Convention TER : défendre le train, un enjeu environnemental

Intervention  de Benoit Faucheux

 

Monsieur le Président, chers collègues, le train est sans conteste le moyen de transport motorisé le plus respectueux de l’environnement

Bien sûr, la mobilité durable ne peut se résumer au train, qui ne passe pas devant le domicile de tous, et qui ne relie pas tous les points nécessitant déplacement.

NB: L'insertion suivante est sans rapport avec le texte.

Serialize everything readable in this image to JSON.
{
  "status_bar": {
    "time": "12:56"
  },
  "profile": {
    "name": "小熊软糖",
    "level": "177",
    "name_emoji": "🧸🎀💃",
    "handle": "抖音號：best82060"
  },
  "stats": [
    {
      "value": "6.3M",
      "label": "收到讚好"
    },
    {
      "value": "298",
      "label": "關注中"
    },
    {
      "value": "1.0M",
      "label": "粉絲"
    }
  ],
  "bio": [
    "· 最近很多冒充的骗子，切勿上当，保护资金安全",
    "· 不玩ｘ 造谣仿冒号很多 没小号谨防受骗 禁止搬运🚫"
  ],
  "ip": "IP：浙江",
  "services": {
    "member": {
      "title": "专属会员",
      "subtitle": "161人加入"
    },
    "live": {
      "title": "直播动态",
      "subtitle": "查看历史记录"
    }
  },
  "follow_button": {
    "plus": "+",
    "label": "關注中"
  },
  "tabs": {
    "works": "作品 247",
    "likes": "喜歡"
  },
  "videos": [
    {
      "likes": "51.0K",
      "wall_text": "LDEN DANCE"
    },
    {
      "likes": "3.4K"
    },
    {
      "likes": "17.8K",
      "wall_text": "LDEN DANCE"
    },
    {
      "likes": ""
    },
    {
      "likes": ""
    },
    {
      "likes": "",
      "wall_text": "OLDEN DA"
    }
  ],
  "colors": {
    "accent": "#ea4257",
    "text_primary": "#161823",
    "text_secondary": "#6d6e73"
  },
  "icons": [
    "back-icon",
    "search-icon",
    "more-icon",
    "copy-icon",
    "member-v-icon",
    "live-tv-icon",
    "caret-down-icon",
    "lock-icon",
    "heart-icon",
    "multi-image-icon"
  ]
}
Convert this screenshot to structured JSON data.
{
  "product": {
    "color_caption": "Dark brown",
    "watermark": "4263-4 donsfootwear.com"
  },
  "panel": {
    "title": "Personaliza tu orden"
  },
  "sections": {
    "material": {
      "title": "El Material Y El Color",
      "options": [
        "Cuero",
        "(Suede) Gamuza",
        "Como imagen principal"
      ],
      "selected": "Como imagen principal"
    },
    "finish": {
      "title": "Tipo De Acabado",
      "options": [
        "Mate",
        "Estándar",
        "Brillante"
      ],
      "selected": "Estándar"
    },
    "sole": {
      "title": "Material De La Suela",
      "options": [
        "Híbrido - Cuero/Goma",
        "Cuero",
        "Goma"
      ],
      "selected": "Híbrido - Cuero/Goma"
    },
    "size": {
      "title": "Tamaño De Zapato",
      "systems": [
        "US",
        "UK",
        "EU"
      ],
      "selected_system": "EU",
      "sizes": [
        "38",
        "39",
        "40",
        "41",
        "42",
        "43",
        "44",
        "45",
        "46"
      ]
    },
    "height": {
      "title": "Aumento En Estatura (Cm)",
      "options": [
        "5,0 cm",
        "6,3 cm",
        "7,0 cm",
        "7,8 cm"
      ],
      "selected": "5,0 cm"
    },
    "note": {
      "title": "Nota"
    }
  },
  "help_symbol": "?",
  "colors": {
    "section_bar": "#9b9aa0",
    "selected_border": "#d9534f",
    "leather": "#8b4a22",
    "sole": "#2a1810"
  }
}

La mobilité durable, particulièrement dans une région peu dense comme la nôtre passe nécessairement par un « mix », aussi appelé intermodalité.

L’intermodalité vélo-train peu abordée dans la convention est un défi à relever.

Prendre un vélo, un vélo électrique, une voiture pour rejoindre une gare ou prendre un tram ou un bus sont des solutions intéressantes sur le plan environnemental.

 

L’empreinte écologique du train est la plus faible des déplacements motorisés:

Le train occupe directement deux fois moins d’espace que la route, consomme deux à trois fois moins d’énergie et est dix à vingt fois moins polluant pour l’atmosphère.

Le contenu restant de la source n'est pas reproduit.